The unit of time. Must be one of the values listed in Supported Date and Time Parts (e.g. month). The value can be a string literal or can be unquoted (e.g. 'month' or month).

date_or_time_expr1, date_or_time_expr2

The values to compare. Must be a date, a time, a timestamp, or an expression that can be evaluated to a date, a time, or a timestamp. The value date_or_time_expr1 is subtracted from date_or_time_expr2.

Returns¶

Returns an integer representing the number of units (seconds, days, etc.) difference between date_or_time_expr2 and date_or_time_expr1.

Usage Notes¶

  • Output values can be negative, for example, -12 days.

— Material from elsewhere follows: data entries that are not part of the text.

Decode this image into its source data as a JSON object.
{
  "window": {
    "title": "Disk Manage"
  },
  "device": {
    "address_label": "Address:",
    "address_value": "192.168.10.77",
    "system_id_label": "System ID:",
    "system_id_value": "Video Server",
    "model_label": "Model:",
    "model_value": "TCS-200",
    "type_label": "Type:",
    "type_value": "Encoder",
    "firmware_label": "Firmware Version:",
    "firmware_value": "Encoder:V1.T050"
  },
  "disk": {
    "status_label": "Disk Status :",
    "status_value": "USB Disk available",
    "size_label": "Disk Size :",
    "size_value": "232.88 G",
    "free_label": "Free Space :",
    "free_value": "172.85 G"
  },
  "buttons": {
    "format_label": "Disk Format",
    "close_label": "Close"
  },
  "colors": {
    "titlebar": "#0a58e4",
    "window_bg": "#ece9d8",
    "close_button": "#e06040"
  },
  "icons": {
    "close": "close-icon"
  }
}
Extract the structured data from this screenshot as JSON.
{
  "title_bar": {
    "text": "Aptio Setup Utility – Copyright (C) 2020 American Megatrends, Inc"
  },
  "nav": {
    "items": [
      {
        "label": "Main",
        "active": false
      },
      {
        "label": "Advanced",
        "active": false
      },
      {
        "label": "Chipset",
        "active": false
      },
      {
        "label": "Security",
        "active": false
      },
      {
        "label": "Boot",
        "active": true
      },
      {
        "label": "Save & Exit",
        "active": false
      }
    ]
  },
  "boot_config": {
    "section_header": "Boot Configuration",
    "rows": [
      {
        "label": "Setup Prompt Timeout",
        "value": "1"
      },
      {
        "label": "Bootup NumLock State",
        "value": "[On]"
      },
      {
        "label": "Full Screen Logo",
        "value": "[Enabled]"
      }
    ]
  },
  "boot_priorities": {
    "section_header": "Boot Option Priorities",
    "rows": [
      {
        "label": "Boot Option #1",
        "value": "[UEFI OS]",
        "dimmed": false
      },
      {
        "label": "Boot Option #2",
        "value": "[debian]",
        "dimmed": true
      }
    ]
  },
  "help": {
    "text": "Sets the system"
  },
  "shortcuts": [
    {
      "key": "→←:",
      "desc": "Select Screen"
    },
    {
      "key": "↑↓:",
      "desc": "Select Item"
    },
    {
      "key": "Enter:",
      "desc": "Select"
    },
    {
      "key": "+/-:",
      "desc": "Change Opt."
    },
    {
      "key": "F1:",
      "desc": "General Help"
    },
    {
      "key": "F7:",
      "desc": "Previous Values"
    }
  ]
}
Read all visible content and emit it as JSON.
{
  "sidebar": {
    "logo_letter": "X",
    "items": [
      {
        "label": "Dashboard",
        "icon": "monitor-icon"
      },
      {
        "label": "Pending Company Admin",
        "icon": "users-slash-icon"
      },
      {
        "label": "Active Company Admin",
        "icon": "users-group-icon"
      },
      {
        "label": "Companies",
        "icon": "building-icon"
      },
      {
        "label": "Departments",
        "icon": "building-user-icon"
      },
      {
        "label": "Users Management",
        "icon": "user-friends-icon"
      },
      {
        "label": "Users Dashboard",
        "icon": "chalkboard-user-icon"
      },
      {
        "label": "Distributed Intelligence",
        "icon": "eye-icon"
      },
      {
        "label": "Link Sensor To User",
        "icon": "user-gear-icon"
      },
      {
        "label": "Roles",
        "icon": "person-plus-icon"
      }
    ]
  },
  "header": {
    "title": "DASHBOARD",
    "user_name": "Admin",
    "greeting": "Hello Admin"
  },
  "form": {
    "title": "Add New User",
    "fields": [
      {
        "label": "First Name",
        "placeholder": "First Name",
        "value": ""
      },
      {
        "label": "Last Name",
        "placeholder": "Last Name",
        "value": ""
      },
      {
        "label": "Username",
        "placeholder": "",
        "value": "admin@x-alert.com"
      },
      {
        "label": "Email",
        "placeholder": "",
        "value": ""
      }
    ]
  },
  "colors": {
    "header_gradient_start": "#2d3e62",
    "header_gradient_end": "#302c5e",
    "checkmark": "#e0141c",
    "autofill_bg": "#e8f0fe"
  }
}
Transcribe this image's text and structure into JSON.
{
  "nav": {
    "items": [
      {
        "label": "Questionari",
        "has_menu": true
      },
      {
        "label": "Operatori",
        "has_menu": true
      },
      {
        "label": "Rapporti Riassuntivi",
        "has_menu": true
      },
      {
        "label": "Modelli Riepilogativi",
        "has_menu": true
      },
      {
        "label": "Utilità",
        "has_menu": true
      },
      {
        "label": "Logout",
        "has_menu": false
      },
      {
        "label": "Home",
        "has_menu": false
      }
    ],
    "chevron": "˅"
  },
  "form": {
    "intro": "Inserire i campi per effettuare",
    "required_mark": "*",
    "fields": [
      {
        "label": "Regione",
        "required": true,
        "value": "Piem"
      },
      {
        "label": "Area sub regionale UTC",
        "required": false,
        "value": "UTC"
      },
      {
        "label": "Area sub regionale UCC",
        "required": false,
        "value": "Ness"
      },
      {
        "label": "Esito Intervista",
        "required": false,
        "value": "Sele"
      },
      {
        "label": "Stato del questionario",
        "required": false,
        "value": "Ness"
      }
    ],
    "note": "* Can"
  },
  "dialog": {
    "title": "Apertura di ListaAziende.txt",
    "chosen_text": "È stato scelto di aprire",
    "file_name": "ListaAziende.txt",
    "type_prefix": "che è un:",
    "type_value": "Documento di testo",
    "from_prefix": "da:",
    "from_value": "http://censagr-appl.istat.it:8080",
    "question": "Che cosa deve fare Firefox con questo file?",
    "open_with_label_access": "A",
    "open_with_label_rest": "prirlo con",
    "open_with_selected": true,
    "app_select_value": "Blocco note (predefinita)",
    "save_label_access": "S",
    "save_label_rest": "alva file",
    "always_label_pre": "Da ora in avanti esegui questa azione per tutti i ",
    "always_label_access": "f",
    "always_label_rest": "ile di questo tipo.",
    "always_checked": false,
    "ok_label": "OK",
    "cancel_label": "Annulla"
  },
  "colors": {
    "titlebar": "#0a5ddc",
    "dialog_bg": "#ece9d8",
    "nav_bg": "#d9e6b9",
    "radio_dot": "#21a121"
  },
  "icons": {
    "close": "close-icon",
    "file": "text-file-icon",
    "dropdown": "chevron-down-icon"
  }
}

  • date_or_time_expr1 and date_or_time_expr2 can be a date, time, or timestamp.

  • The function supports units of years, quarters, months, weeks, days, hours, minutes, seconds, milliseconds, microseconds, and nanoseconds.

  • date_or_time_part must be one of the values listed in Supported Date and Time Parts.

    If date_or_time_part is week (or any of its variations), the output is controlled by the WEEK_START session parameter. For more details, including examples, see Calendar Weeks and Weekdays.

  • The unit (e.g. month) used to calculate the difference determines which parts of the DATE, TIME, or TIMESTAMP field are used to determine the result and thus determines the precision of the result.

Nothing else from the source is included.